Zenyatta Mondatta
In the two years since they first arrested America’s attention with singer-bassist Sting‘s Top Forty love song for a prostitute, “Roxanne,” the Police have gotten trapped in a credibility gap between their commercial importance as a New Wave phenomenon and their artistic standing as a New Wave band. On one hand, the group’s minimalist approach to tour economics, Sting’s riveting charisma on stage and screen (he was the ultracool Ace Face in the movie Quadrophenia) and an ambitious 1980 Third World tour have all paid off, making the Police this decade’s model for superstar strategists.
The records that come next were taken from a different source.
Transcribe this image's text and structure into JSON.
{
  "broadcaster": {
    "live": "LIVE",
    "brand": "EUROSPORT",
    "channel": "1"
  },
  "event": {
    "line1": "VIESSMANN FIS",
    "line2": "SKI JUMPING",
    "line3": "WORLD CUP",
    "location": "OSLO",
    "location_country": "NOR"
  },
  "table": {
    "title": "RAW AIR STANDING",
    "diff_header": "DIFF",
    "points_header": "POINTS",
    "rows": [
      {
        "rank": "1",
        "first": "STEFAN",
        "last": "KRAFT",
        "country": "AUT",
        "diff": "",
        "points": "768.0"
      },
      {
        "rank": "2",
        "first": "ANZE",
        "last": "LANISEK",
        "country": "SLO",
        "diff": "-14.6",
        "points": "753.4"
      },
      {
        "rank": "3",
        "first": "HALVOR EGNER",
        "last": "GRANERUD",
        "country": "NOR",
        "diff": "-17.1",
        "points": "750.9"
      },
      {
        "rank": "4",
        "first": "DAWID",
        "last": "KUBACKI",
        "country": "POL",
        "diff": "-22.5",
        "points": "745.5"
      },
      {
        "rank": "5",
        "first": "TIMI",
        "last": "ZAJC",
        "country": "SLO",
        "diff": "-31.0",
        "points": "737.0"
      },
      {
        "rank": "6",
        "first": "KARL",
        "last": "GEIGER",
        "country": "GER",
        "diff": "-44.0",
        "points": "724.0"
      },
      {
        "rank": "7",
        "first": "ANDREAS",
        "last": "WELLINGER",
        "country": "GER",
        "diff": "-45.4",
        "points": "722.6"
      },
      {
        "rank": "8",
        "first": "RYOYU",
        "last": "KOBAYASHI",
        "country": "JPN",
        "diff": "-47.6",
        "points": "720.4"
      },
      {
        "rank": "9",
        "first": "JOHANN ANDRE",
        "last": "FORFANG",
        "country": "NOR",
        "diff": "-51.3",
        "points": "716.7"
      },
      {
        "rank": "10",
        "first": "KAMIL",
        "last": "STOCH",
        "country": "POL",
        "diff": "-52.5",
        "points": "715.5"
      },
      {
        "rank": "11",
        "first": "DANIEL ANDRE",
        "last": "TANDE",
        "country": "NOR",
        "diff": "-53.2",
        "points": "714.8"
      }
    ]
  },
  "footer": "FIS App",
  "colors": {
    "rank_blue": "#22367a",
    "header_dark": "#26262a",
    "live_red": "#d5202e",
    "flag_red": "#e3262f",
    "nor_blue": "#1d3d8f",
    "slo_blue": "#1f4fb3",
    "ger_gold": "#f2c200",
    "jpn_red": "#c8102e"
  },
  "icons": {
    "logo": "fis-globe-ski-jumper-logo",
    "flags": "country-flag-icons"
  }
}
On the other hand, however, their individualistic fusion of polished reggae, bathroom-echo dub, Andy Summers’ Jeff Beckcum-Ramones guitar thrash and Sting’s inverted pop hooks is too often filed under “FM punk.” In a world reeling from the Gang of Four’s leftist rants and Talking Heads’ future-funk experiments, the Police — like the similarly maligned Cars. Blondie and Joe Jackson — are accused of being homogenized New Wave: i.e., it sounds good on a car radio, and you can sing it in the shower.
Zenyattà Mondatta closes any such credibility gap with class and a vengeance. On one level, the current album is an engaging aural travelogue of the Anglo-American power trio’s Near and Far East tour (its title is more of the Police’s pidgin-English wordplay, bastardizing Zen. Jomo Kenyatta and monde, the French word for world). These guys continue to indulge their love for reggae, thinly disguising Stewart Copeland’s tight, choppy, neo-roots drumming with Sting’s airy vocal harmonies and Andy Summers’ ringing guitar harmonics in the overtly popstyle classroom love story, “Don’t Stand So Close to Me,” and the brooding “Driven to Tears.” They also dabble in ska: “Canary in a Coalmine” and Sting’s witty rewrite of the timeworn rock-star-on-the-road blues, “Man in a Suitcase.”
More obvious are the influences of Indian, Southeast Asian and Middle Eastern music and atmosphere. In “Bombs Away,” Summers takes a raveup solo that mixes hot rock chops with exotic modal progressions. The result sounds like an outtake from the Midnight Express soundtrack. Ethnomusicologists will note the similarity between the “Hey!” choruses of “Voices inside My Head” and the traditional Balinese monkey chant. Come to think of it. Sting’s high-pitched singing has never been that far removed from the Moslem call to prayer.
On another, more immediate level, Zenyattà Mondatta offers near-perfect pop by a band that bends all the rules and sometimes makes musical mountains out of molehill-size ideas. Like Reggatta de Blanc‘s “Walking on the Moon” and “The Bed’s Too Big without You,” the new LP’s “When the World Is Running Down, You Make the Best of What’s Still Around” is based on a hypnotic three-chord progression that’s repeated for almost four minutes. But the subtly dramatic rises and falls of Sting’s vocal, the ricochet effect of Summers’ reverberating guitar and Copeland’s clipped dance beat create a melodic mirage of music and mood that lasts a long time. Much longer than the momentary upbeat charm of, say, “De Do Do Do, De Da Da Da.” The latter tune is blessed with a strong hook and a quirky guitar figure too good to waste on baby talk.
The Police’s secret weapon is Andy Summers, a remarkable musician whose resume reads like a Who’ Who of obscure English rock: Kevin Coyne. Kevin Ayers, Gong and one of Eric Burdon’s last-gasp versions of the Animals. Unlike those power-trio guitarists who merely boost the volume to compensate for an absence of technique or a second guitar picker. Summers plays more like Jeff Beck and Jimi Hendrix, jazzing up generally simple chord changes for rich harmonic textures. He embellishes these with a tastefully applied array of electronic effects — echo, reverb, phasing — to achieve a resonant metallic sound that fills in the wide-open spaces between Sting’s singing and Copeland’s snappy drumming.
Like the first two Police records. Zenyattà Mondalta is weighed down with instrumental numbers (Summers’ spooky “Behind My Camel.” Copeland’s bust-out rocker, “The Other Way of Stopping”) that lack only a characteristic Sting vocal to make the jump from jams to songs. But unlike Outlandos d’Amour and Reggatta de Blanc (two concentrated attempts at wedding machine-gun punk to sensual reggae), there’s unity in Zenyattà Mondatta‘s very diversity.
From straight pop fodder to ethnic boogie to spacey interludes, the Police’s common denominator is still the elastic interplay among Sting, Stewart Copeland and Andy Summers. They seem determined to keep trying to stretch it. Never have so few done so much with so little. And made it all sound so damn easy.